Je ne saurai terminer ma réflexion sans répondre à l’une de grandes interrogations dans le cadre d’une pareille étude. En quoi la relecture d’Ecclesia in Africa aujourd’hui pourrait-elle aider les Africains à résister à la dictature du relativisme moral liée à la propagation d’une éthique sexuelle permissive qui lui est imposée, comme instrument de la mondialisation culturelle occidentale et de la nouvelle éthique mondiale en vogue ? On ne le dira jamais assez ! Les Pères synodaux avaient pris soin d’examiner toutes ces situations auxquelles la société africaine fait face et avaient envisagé des voies de sorties. Ainsi donc, l’Assemblée synodale, tout en insistant sur l’importance du témoignage chrétien, avait mis en exergue entre autres :

  1. L’appel lancé à chaque famille[57] chrétienne africaine à être le lieu privilégié de témoignage évangélique, une véritable ‘’Église domestique’’, une communauté qui croit et qui évangélise ; ainsi que le rôle des parents dans l’éducation chrétienne des enfants. Donc la famille chrétienne est appelée à être une cellule puissante de témoignage chrétien, dans la société marquée par des mutations rapides et profondes (n° 92), car l’avenir du monde et de l’Église passe par la famille (Familiaris consortio 75), en tant que cellule de la communauté ecclésiale vivante et donc de la société, premier pilier de l’édifice social. C’est pourquoi le Synode considère l’évangélisation de la famille africaine comme une des priorités majeures, si l’on veut qu’elle assume à son tour le rôle de sujet actif dans la perspective de l’évangélisation des familles par les familles (Ecclesia in Africa 8).
  2. La redynamisation des Communautés ecclésiales vivantes comme les lieux de leur propre évangélisation, de prière et d’écoute de la parole de Dieu, de responsabilisation des membres eux-mêmes, d’apprentissage de la vie en Église, de réflexion sur les divers problèmes humains à la lumière de l’Évangile (n° 89).
  3. La formation biblique et pastorale des fidèles chrétiens qui deviennent des décideurs dans les multiples tâches au niveau de la société, afin qu’ils soient des témoins fidèles dans leur milieu d’action (nos 90 et 108), au moment où la Gouvernance Mondiale passe par les leaders politiques et autre agents sociaux pour en faire des chantres du Programme de ‘’Santé et Droits sexuels et Reproductifs’’ (SDSR), jusqu’à influencer des législations nationales, parfois contre les bonnes mœurs et la culture africaine. « Les fondements d’un bon gouvernement doivent être établis sur la saine base de lois qui protègent les droits et définissent les devoirs des citoyens » (n° 112).

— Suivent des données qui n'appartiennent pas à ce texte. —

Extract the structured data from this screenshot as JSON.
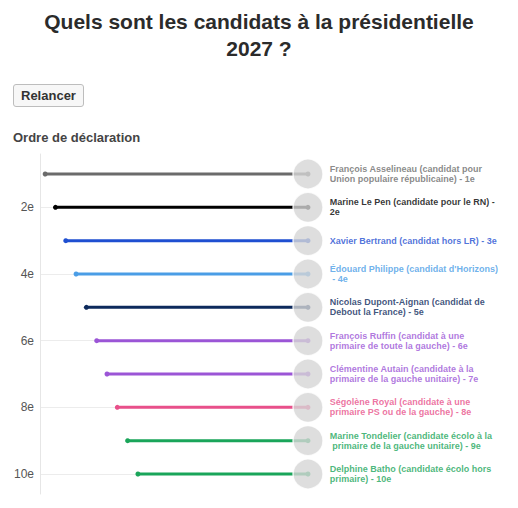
{
  "chart_data": {
    "type": "lollipop",
    "title": "Quels sont les candidats à la présidentielle 2027 ?",
    "button_label": "Relancer",
    "subtitle": "Ordre de déclaration",
    "orientation": "horizontal",
    "labels": [
      "François Asselineau (candidat pour Union populaire républicaine) - 1e",
      "Marine Le Pen (candidate pour le RN) - 2e",
      "Xavier Bertrand (candidat hors LR) - 3e",
      "Édouard Philippe (candidat d'Horizons) - 4e",
      "Nicolas Dupont-Aignan (candidat de Debout la France) - 5e",
      "François Ruffin (candidat à une primaire de toute la gauche) - 6e",
      "Clémentine Autain (candidate à la primaire de la gauche unitaire) - 7e",
      "Ségolène Royal (candidate à une primaire PS ou de la gauche) - 8e",
      "Marine Tondelier (candidate écolo à la primaire de la gauche unitaire) - 9e",
      "Delphine Batho (candidate écolo hors primaire) - 10e"
    ],
    "y": [
      1,
      2,
      3,
      4,
      5,
      6,
      7,
      8,
      9,
      10
    ],
    "values": [
      0.5,
      1.5,
      2.5,
      3.5,
      4.5,
      5.5,
      6.5,
      7.5,
      8.5,
      9.5
    ],
    "colors": [
      "#6b6b6b",
      "#000000",
      "#1f4fd1",
      "#4a9de6",
      "#0d2a5c",
      "#9b55d6",
      "#9b55d6",
      "#e8508a",
      "#1aa55a",
      "#1aa55a"
    ],
    "xlim": [
      0,
      26
    ],
    "ylim": [
      0.4,
      10.6
    ],
    "yticks": [
      {
        "value": 2,
        "label": "2e"
      },
      {
        "value": 4,
        "label": "4e"
      },
      {
        "value": 6,
        "label": "6e"
      },
      {
        "value": 8,
        "label": "8e"
      },
      {
        "value": 10,
        "label": "10e"
      }
    ],
    "grid": true,
    "tick_labels": "y"
  }
}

D’où la nécessité de penser à une catéchèse et à une pastorale des droits de l’homme devant former les fidèles chrétiens à s’engager au service des droits de l’homme et des peuples[58], tant la problématique de ma réflexion repose sur l’interprétation et/ou la considération des droits sexuels comme des droits humains en matière de sexualité réalisée subrepticement par l’IPPF.Et la pierre d’achoppement de la crise aussi bien éthique qu’anthropologique actuelle relève des « relations complexes, voire dialectiques entre les normes sociales, les normes légales et les idéaux de liberté individuelle sur un substrat de droits humains universels et inaliénables qui sont mises en évidence à travers les exemples des mutilations génitales féminines, des mariages d’enfants, des droits sexuels et reproductifs »[59]. Les commissions Justice & Paix devraient être redynamisées pour travailler avec assiduité à la promotion de la justice et la solidarité (n° 105).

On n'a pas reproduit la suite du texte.